Adeles Muse und Oswalds Untergang – Herzogstraße 18, Blankenburg

Ein Auszug aus dem Buch "Villenstadt Blankenburg - Glanz und Geschichte" in dem 42 der schönsten und interessantesten Villen Blankenburgs vorgestellt werden.
© Verlag Bussert & Stadeler, Foto: Clemens Bussert

In diesem Haus wurde einer der bekanntesten Schriftsteller Blankenburgs, Oswald Spengler, am 29. Mai 1880 geboren. Schon damals gab es hier Mietwohnungen, ein Major a.D. Broitzem und die Witwe Strümpel haben um 1890 hier gewohnt. Adele Grantzow, Oswalds früh verstorbene Tante, war zu dieser Zeit bereits eine Primaballerina von Weltruhm, ein bekannter Bühnenstar. Bereits als Kind stand sie auf der Bühne. Ihre künstlerischen Pfade führten sie nach Paris, Wien und Kairo, schließlich bis an die Newa und nach Moskau. Sie verstarb an einer schweren Blutvergiftung 1877 und wurde in Blankenburg auf dem Friedhof am Lühnertor in einem eigens für sie geschaffenen und noch heute existenten Mausoleum beigesetzt. Das Mausoleum wurde so errichtet, daß der Eingang zu ihrem Haus weist.

Das Haus ließ Adele 1870 für sich selbst und für ihre Eltern errichten. Sie war es auch, die auf dem Balkon der ersten Etage die Statue der Polyhymnia, Tochter des Zeus und eine der neun Musen, aufstellte, so kannte sie es von den feinen Kreisen in Berlin. Noch heute ist die Statue dort zu finden. Nach ihrem frühen Tod erbte ihre Schwester, die spätere Mutter des Schriftstellers und Philosophen. Spenglers Großvater war Hüttenmeister in Altenbrak, einer von mehreren, vom Herzog angeworbenen süddeutschen Eisenhüttenfachleuten, der Vater Postobersekretär in Blankenburg, Soest und Halle.
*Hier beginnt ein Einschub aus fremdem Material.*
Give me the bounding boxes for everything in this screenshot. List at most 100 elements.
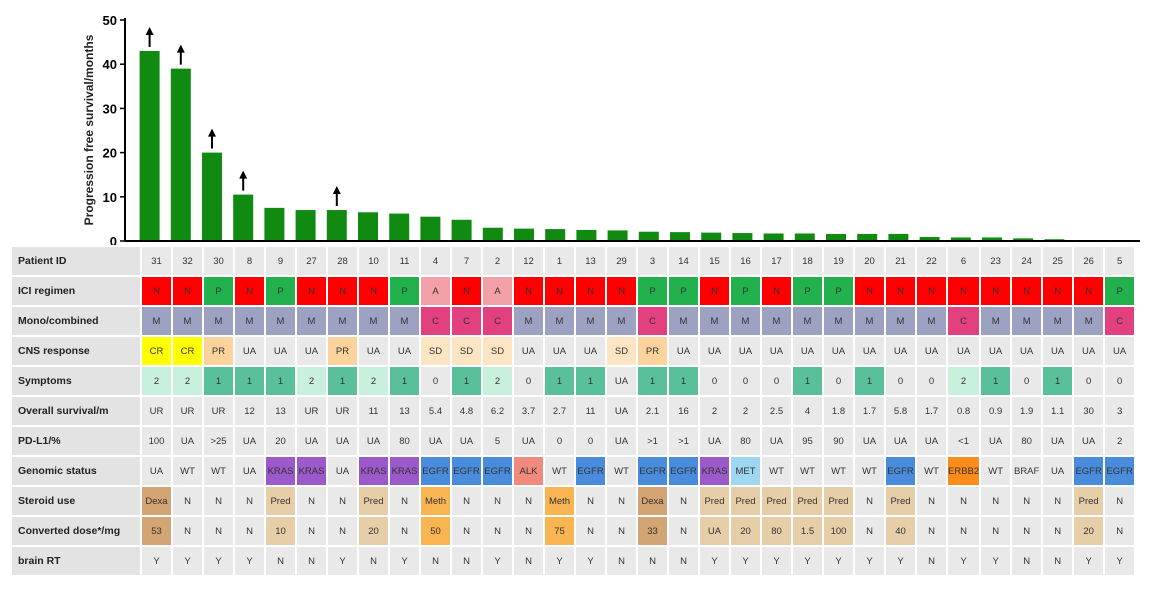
table-cell: Y	[173, 547, 202, 575]
table-cell: N	[981, 277, 1011, 305]
bar-patient-24	[1013, 238, 1034, 241]
table-cell: UA	[731, 337, 760, 365]
table-cell: 0.8	[948, 397, 980, 425]
table-cell: UA	[359, 427, 388, 455]
bar-patient-28	[326, 210, 347, 241]
bar-patient-30	[202, 152, 222, 241]
table-cell: N	[917, 517, 946, 545]
table-cell: 3.7	[514, 397, 543, 425]
table-cell: UA	[545, 337, 574, 365]
table-cell: N	[328, 517, 357, 545]
table-cell: Pred	[731, 487, 760, 515]
row-label: Mono/combined	[12, 307, 140, 335]
table-cell: UA	[886, 427, 915, 455]
table-cell: N	[638, 547, 667, 575]
table-cell: UA	[762, 427, 791, 455]
bar-patient-4	[420, 216, 441, 241]
table-cell: 1.1	[1043, 397, 1073, 425]
table-cell: 0	[700, 367, 729, 395]
patient-characteristics-table: Patient ID 31 32 30 8 9 27 28 10 11 4 7 2 12 1 13 29 3 14 1…	[10, 245, 1137, 577]
table-cell: N	[514, 487, 543, 515]
table-cell: N	[669, 517, 698, 545]
table-cell: Y	[1105, 547, 1135, 575]
table-cell: WT	[762, 457, 791, 485]
table-cell: 1	[638, 367, 667, 395]
table-cell: UA	[917, 337, 946, 365]
table-cell: UA	[359, 337, 388, 365]
table-cell: 6	[948, 247, 980, 275]
table-cell: 1.7	[917, 397, 946, 425]
table-cell: M	[1043, 307, 1073, 335]
table-cell: ALK	[514, 457, 543, 485]
table-cell: EGFR	[669, 457, 698, 485]
table-cell: M	[981, 307, 1011, 335]
table-cell: UA	[981, 337, 1011, 365]
table-cell: N	[297, 487, 326, 515]
table-cell: Pred	[700, 487, 729, 515]
table-cell: UR	[173, 397, 202, 425]
row-label: Overall survival/m	[12, 397, 140, 425]
table-cell: N	[576, 487, 605, 515]
table-cell: 1	[981, 367, 1011, 395]
row-label: Converted dose*/mg	[12, 517, 140, 545]
table-cell: M	[297, 307, 326, 335]
table-cell: 5	[1105, 247, 1135, 275]
table-cell: 0	[1105, 367, 1135, 395]
table-cell: N	[545, 277, 574, 305]
table-cell: 2	[483, 247, 512, 275]
row-label: PD-L1/%	[12, 427, 140, 455]
table-cell: N	[669, 487, 698, 515]
table-cell: 28	[328, 247, 357, 275]
table-cell: N	[359, 547, 388, 575]
table-cell: 95	[793, 427, 822, 455]
table-cell: Y	[793, 547, 822, 575]
table-cell: 0	[421, 367, 450, 395]
table-cell: 0	[886, 367, 915, 395]
bar-patient-18	[794, 233, 815, 241]
table-cell: N	[948, 277, 980, 305]
table-cell: 20	[731, 517, 760, 545]
table-cell: N	[483, 487, 512, 515]
table-cell: SD	[421, 337, 450, 365]
table-cell: EGFR	[886, 457, 915, 485]
table-cell: 2.1	[638, 397, 667, 425]
table-cell: UA	[328, 457, 357, 485]
table-cell: N	[981, 517, 1011, 545]
table-cell: N	[855, 517, 884, 545]
bar-patient-32	[170, 68, 191, 242]
table-cell: P	[638, 277, 667, 305]
table-cell: UA	[1043, 457, 1073, 485]
table-cell: Y	[483, 547, 512, 575]
table-cell: KRAS	[359, 457, 388, 485]
table-cell: N	[917, 547, 946, 575]
table-cell: UA	[328, 427, 357, 455]
table-cell: UA	[421, 427, 450, 455]
table-cell: N	[1043, 517, 1073, 545]
table-cell: P	[793, 277, 822, 305]
table-cell: M	[173, 307, 202, 335]
table-row: PD-L1/% 100 UA >25 UA 20 UA UA UA 80 UA UA 5 UA 0 0 UA >1…	[12, 427, 1135, 455]
table-cell: Y	[855, 547, 884, 575]
table-cell: 2	[948, 367, 980, 395]
table-cell: 15	[700, 247, 729, 275]
table-cell: 11	[576, 397, 605, 425]
table-cell: 3	[1105, 397, 1135, 425]
table-cell: 18	[793, 247, 822, 275]
table-cell: P	[266, 277, 295, 305]
table-cell: MET	[731, 457, 760, 485]
table-cell: 5.8	[886, 397, 915, 425]
table-cell: UA	[452, 427, 481, 455]
bar-patient-16	[732, 233, 753, 241]
table-cell: 20	[359, 517, 388, 545]
table-cell: 1	[669, 367, 698, 395]
table-cell: UA	[855, 337, 884, 365]
table-cell: 12	[235, 397, 264, 425]
table-cell: 2	[731, 397, 760, 425]
row-label: Symptoms	[12, 367, 140, 395]
table-cell: UA	[1043, 337, 1073, 365]
table-cell: 0	[514, 367, 543, 395]
table-cell: N	[142, 277, 171, 305]
table-cell: 16	[669, 397, 698, 425]
table-cell: 5.4	[421, 397, 450, 425]
table-cell: UR	[142, 397, 171, 425]
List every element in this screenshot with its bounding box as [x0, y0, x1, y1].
Spenglers bekanntestes Werk, das ihn sogar weltweit bekannt machen sollte, war »Der Untergang des Abendlandes«. Dieses Buch propagiert eine zyklische Geschichtsphilosophie. Das organische Werden und Vergehen von Kulturen wird in Analogie zu biologisch-evolutionären Lebensprozessen gesetzt. Eine These von Spengler lautet: »Der abendländische Mensch lebt mit dem Bewußtsein des Werdens, dem ständigen Blick auf Vergangenheit und Zukunft«. Mit diesem morphologischen Blick auf Geschichte traf Spengler einen Nerv in den Debatten der 20er Jahre in der Weimarer Republik.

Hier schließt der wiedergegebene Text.